I use observations from two intensive field studies, the Southern Oxidant and Aerosol Study (SOAS) in Centreville Alabama and the Korea-United States Air Quality Study (KORUS-AQ) over South Korea, to provide new constraints on the lifetimes and fates of NOx oxidation products. I show that RONO2 compounds produced from isoprene oxidation have a lifetime under three hours and are lost both by gas-phase chemistry to re-release NOx to the atmosphere and by aerosol-phase hydrolysis to form HNO3. In contrast, observations of HNO3 and NOx over the Yellow Sea between China and South Korea confirm that HNO3 is nearly chemically inert in the troposphere.
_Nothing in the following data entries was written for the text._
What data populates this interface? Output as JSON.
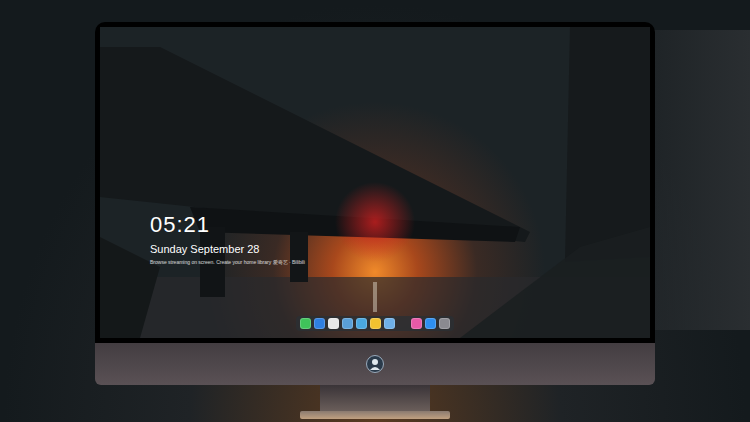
{
  "lock_screen": {
    "time": "05:21",
    "date": "Sunday September 28",
    "tagline": "Browse streaming on screen. Create your home library 爱奇艺 · Bilibili"
  },
  "dock": {
    "pinned": [
      {
        "color": "#3fc35a"
      },
      {
        "color": "#2f7fe0"
      },
      {
        "color": "#e8e8e8"
      },
      {
        "color": "#5aa0d8"
      },
      {
        "color": "#4aa8e0"
      },
      {
        "color": "#f2c230"
      },
      {
        "color": "#6fb0e8"
      }
    ],
    "recent": [
      {
        "color": "#e85aa8"
      },
      {
        "color": "#2e8ff0"
      },
      {
        "color": "#8a8a90"
      }
    ]
  }
}
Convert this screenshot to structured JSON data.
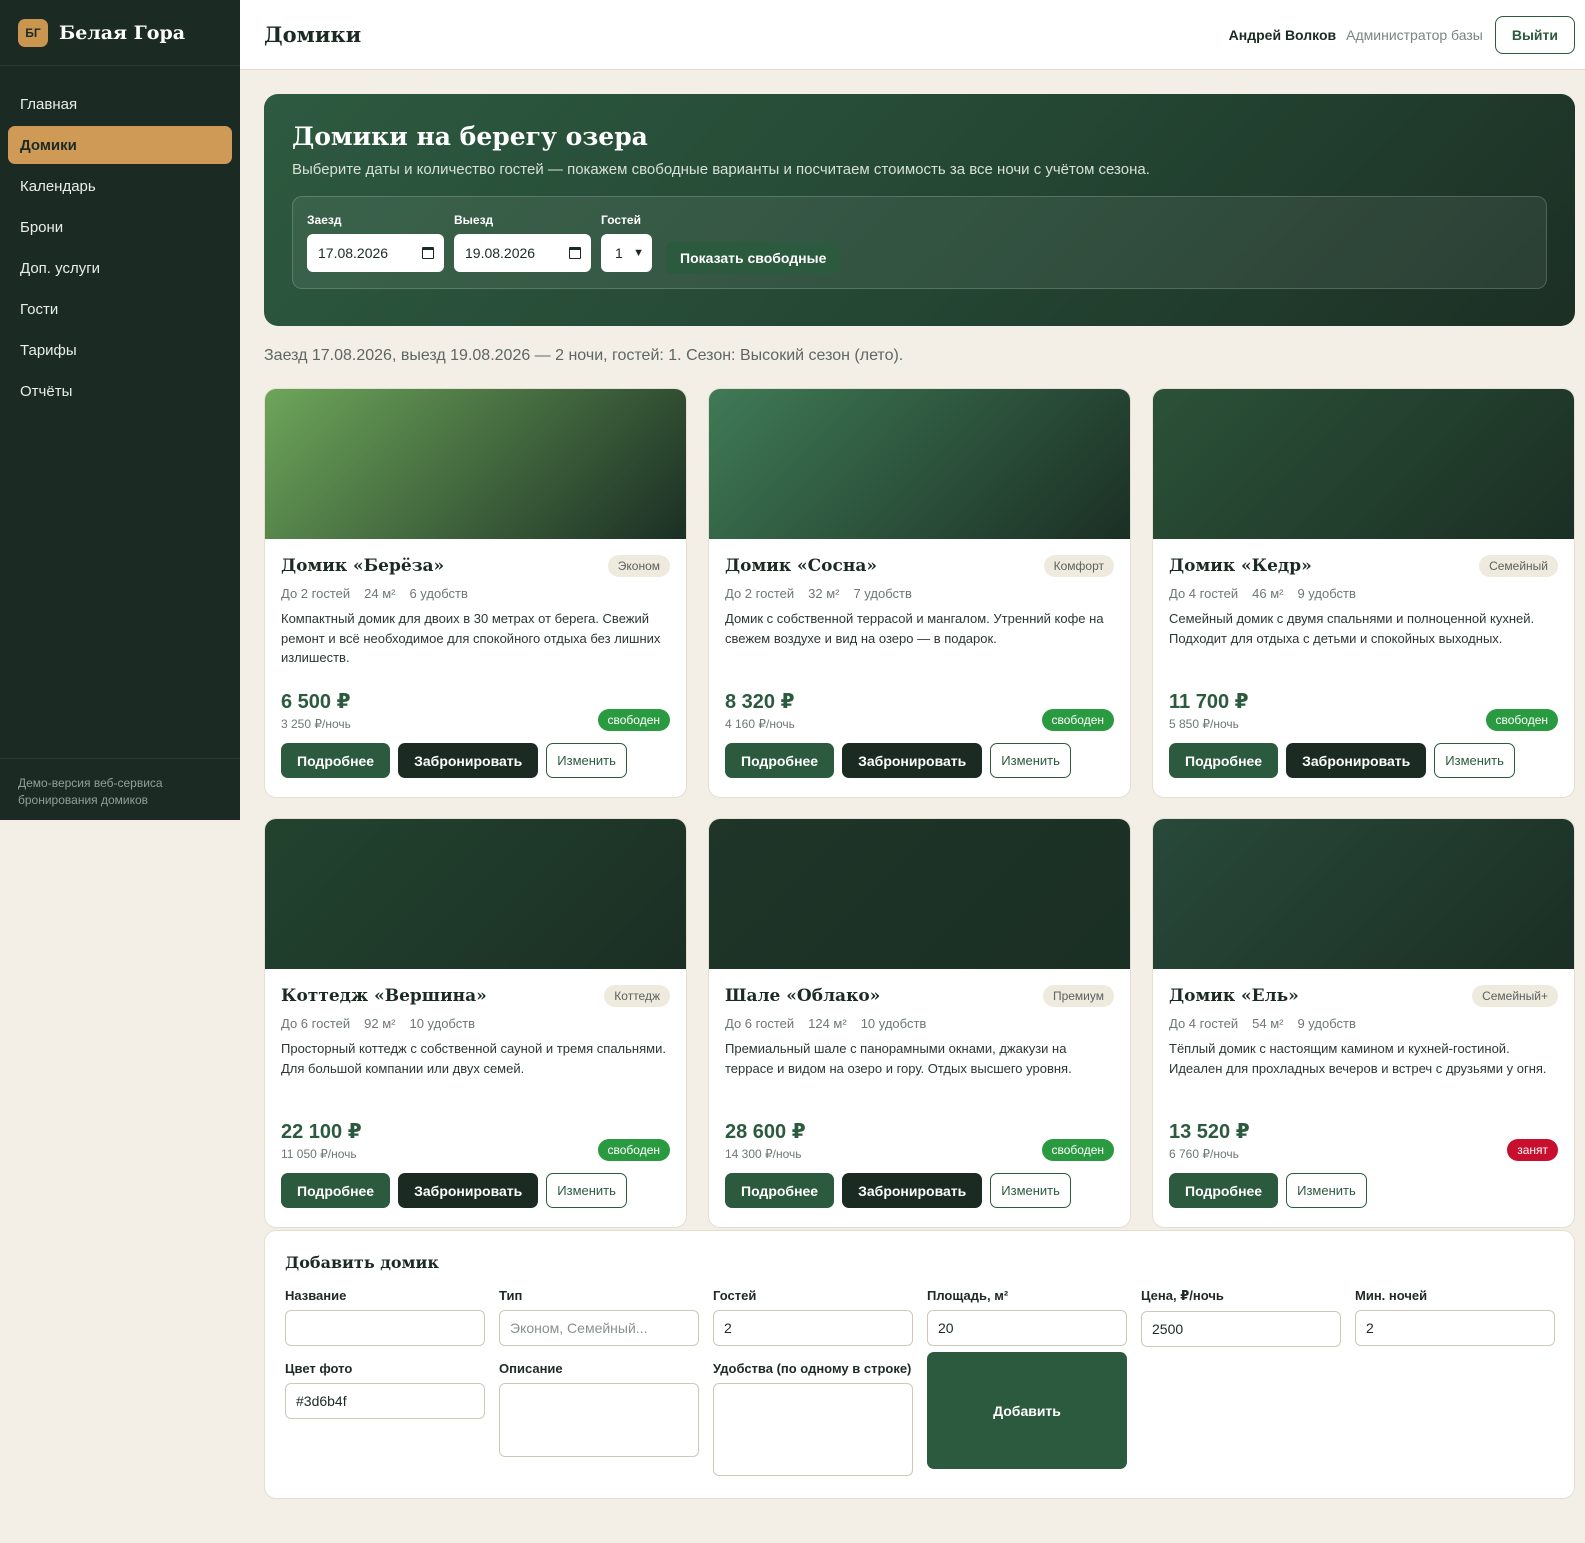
{
  "brand": {
    "mark": "БГ",
    "name": "Белая Гора"
  },
  "nav": [
    {
      "label": "Главная"
    },
    {
      "label": "Домики"
    },
    {
      "label": "Календарь"
    },
    {
      "label": "Брони"
    },
    {
      "label": "Доп. услуги"
    },
    {
      "label": "Гости"
    },
    {
      "label": "Тарифы"
    },
    {
      "label": "Отчёты"
    }
  ],
  "sidebar_footer": "Демо-версия веб-сервиса бронирования домиков",
  "header": {
    "title": "Домики",
    "user_name": "Андрей Волков",
    "user_role": "Администратор базы",
    "logout_label": "Выйти"
  },
  "hero": {
    "title": "Домики на берегу озера",
    "subtitle": "Выберите даты и количество гостей — покажем свободные варианты и посчитаем стоимость за все ночи с учётом сезона.",
    "checkin_label": "Заезд",
    "checkin_value": "17.08.2026",
    "checkout_label": "Выезд",
    "checkout_value": "19.08.2026",
    "guests_label": "Гостей",
    "guests_value": "1",
    "show_button": "Показать свободные"
  },
  "summary": "Заезд 17.08.2026, выезд 19.08.2026 — 2 ночи, гостей: 1. Сезон: Высокий сезон (лето).",
  "buttons": {
    "details": "Подробнее",
    "book": "Забронировать",
    "edit": "Изменить"
  },
  "cabins": [
    {
      "title": "Домик «Берёза»",
      "type": "Эконом",
      "guests": "До 2 гостей",
      "area": "24 м²",
      "amenities": "6 удобств",
      "description": "Компактный домик для двоих в 30 метрах от берега. Свежий ремонт и всё необходимое для спокойного отдыха без лишних излишеств.",
      "price": "6 500 ₽",
      "per_night": "3 250 ₽/ночь",
      "status": "свободен",
      "available": true,
      "photo_color": "#6da55a"
    },
    {
      "title": "Домик «Сосна»",
      "type": "Комфорт",
      "guests": "До 2 гостей",
      "area": "32 м²",
      "amenities": "7 удобств",
      "description": "Домик с собственной террасой и мангалом. Утренний кофе на свежем воздухе и вид на озеро — в подарок.",
      "price": "8 320 ₽",
      "per_night": "4 160 ₽/ночь",
      "status": "свободен",
      "available": true,
      "photo_color": "#3f7a56"
    },
    {
      "title": "Домик «Кедр»",
      "type": "Семейный",
      "guests": "До 4 гостей",
      "area": "46 м²",
      "amenities": "9 удобств",
      "description": "Семейный домик с двумя спальнями и полноценной кухней. Подходит для отдыха с детьми и спокойных выходных.",
      "price": "11 700 ₽",
      "per_night": "5 850 ₽/ночь",
      "status": "свободен",
      "available": true,
      "photo_color": "#2b5238"
    },
    {
      "title": "Коттедж «Вершина»",
      "type": "Коттедж",
      "guests": "До 6 гостей",
      "area": "92 м²",
      "amenities": "10 удобств",
      "description": "Просторный коттедж с собственной сауной и тремя спальнями. Для большой компании или двух семей.",
      "price": "22 100 ₽",
      "per_night": "11 050 ₽/ночь",
      "status": "свободен",
      "available": true,
      "photo_color": "#22432f"
    },
    {
      "title": "Шале «Облако»",
      "type": "Премиум",
      "guests": "До 6 гостей",
      "area": "124 м²",
      "amenities": "10 удобств",
      "description": "Премиальный шале с панорамными окнами, джакузи на террасе и видом на озеро и гору. Отдых высшего уровня.",
      "price": "28 600 ₽",
      "per_night": "14 300 ₽/ночь",
      "status": "свободен",
      "available": true,
      "photo_color": "#1e3528"
    },
    {
      "title": "Домик «Ель»",
      "type": "Семейный+",
      "guests": "До 4 гостей",
      "area": "54 м²",
      "amenities": "9 удобств",
      "description": "Тёплый домик с настоящим камином и кухней-гостиной. Идеален для прохладных вечеров и встреч с друзьями у огня.",
      "price": "13 520 ₽",
      "per_night": "6 760 ₽/ночь",
      "status": "занят",
      "available": false,
      "photo_color": "#28493a"
    }
  ],
  "add_form": {
    "title": "Добавить домик",
    "name_label": "Название",
    "name_value": "",
    "type_label": "Тип",
    "type_placeholder": "Эконом, Семейный...",
    "guests_label": "Гостей",
    "guests_value": "2",
    "area_label": "Площадь, м²",
    "area_value": "20",
    "price_label": "Цена, ₽/ночь",
    "price_value": "2500",
    "min_nights_label": "Мин. ночей",
    "min_nights_value": "2",
    "color_label": "Цвет фото",
    "color_value": "#3d6b4f",
    "description_label": "Описание",
    "amenities_label": "Удобства (по одному в строке)",
    "submit_label": "Добавить"
  },
  "colors": {
    "sidebar": "#1b2b23",
    "accent": "#cf9a55",
    "primary": "#2c5a3e",
    "free": "#2a9a40",
    "busy": "#c8102e",
    "background": "#f3efe6"
  }
}
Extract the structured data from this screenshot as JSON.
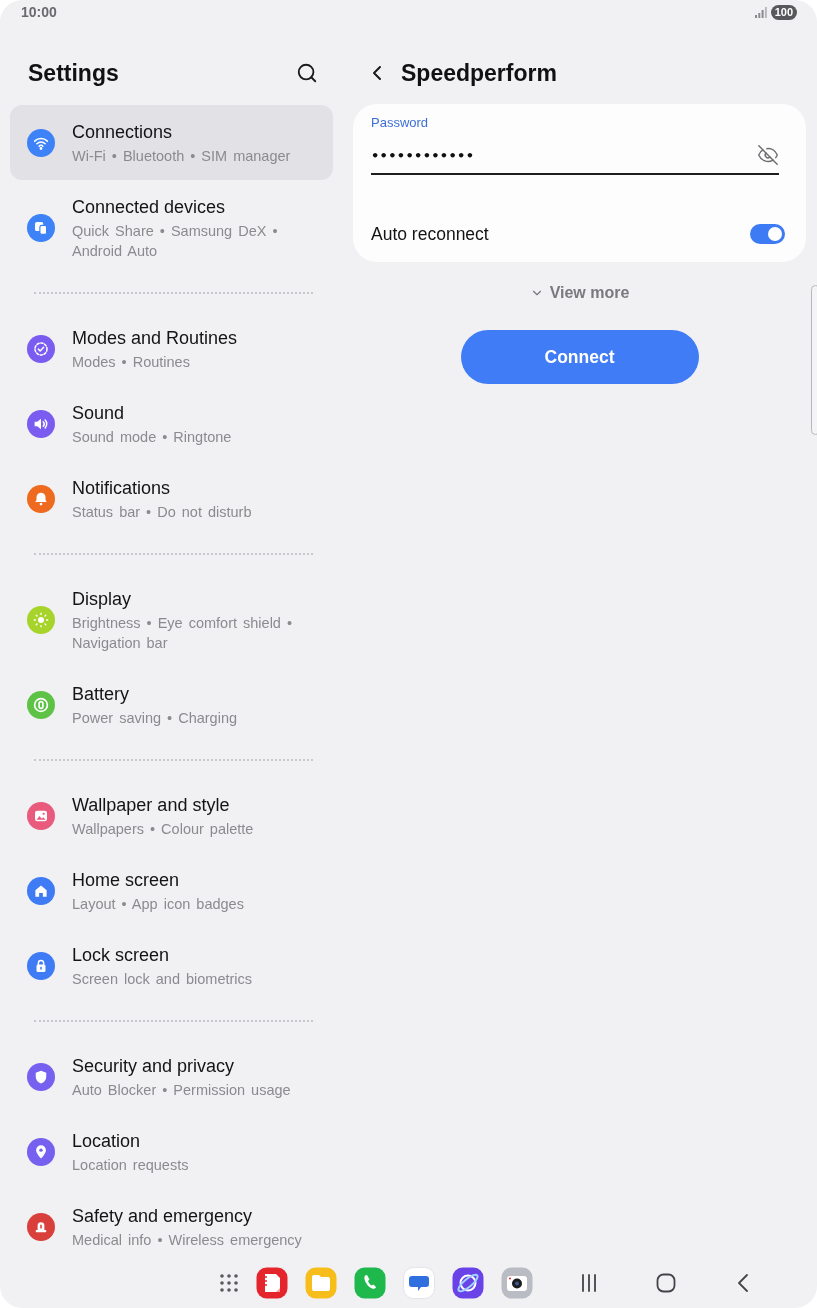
{
  "status_bar": {
    "time": "10:00",
    "battery": "100"
  },
  "sidebar": {
    "title": "Settings",
    "groups": [
      {
        "items": [
          {
            "title": "Connections",
            "subtitle": "Wi-Fi • Bluetooth • SIM manager",
            "color": "#3e82f7",
            "selected": true
          },
          {
            "title": "Connected devices",
            "subtitle": "Quick Share • Samsung DeX • Android Auto",
            "color": "#3e82f7",
            "selected": false
          }
        ]
      },
      {
        "items": [
          {
            "title": "Modes and Routines",
            "subtitle": "Modes • Routines",
            "color": "#7a5cf0",
            "selected": false
          },
          {
            "title": "Sound",
            "subtitle": "Sound mode • Ringtone",
            "color": "#7a5cf0",
            "selected": false
          },
          {
            "title": "Notifications",
            "subtitle": "Status bar • Do not disturb",
            "color": "#ee6a1f",
            "selected": false
          }
        ]
      },
      {
        "items": [
          {
            "title": "Display",
            "subtitle": "Brightness • Eye comfort shield • Navigation bar",
            "color": "#a6d42b",
            "selected": false
          },
          {
            "title": "Battery",
            "subtitle": "Power saving • Charging",
            "color": "#5ec247",
            "selected": false
          }
        ]
      },
      {
        "items": [
          {
            "title": "Wallpaper and style",
            "subtitle": "Wallpapers • Colour palette",
            "color": "#ea5a7c",
            "selected": false
          },
          {
            "title": "Home screen",
            "subtitle": "Layout • App icon badges",
            "color": "#3e7bf5",
            "selected": false
          },
          {
            "title": "Lock screen",
            "subtitle": "Screen lock and biometrics",
            "color": "#3e7bf5",
            "selected": false
          }
        ]
      },
      {
        "items": [
          {
            "title": "Security and privacy",
            "subtitle": "Auto Blocker • Permission usage",
            "color": "#7560f0",
            "selected": false
          },
          {
            "title": "Location",
            "subtitle": "Location requests",
            "color": "#7560f0",
            "selected": false
          },
          {
            "title": "Safety and emergency",
            "subtitle": "Medical info • Wireless emergency",
            "color": "#d9403b",
            "selected": false
          }
        ]
      }
    ]
  },
  "detail": {
    "title": "Speedperform",
    "password": {
      "label": "Password",
      "value": "••••••••••••"
    },
    "auto_reconnect": {
      "label": "Auto reconnect",
      "on": true
    },
    "view_more": "View more",
    "connect_button": "Connect"
  }
}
This finding contradicts recent proposals that HNO3 undergoes photolysis extremely rapidly in the aerosol phase.
I apply these findings to investigate how the chemistry of NOx oxidation products affects the lifetime of NOx and the production of O3 in different environments. I show that, in general, the formation of short-lived NOx reservoirs extends the lifetime of NOx by sequestering NOx in less reactive forms. Furthermore, I show that in areas where the formation of RONO2 is the dominant pathway for NOx loss, ozone production efficiency no longer increases with temperature, changing the response of air quality to meteorology. Finally, I show that over the past decade, NOx chemistry has shifted in the United States towards a regime where RONO2 chemistry plays a greater role in the loss of NOx.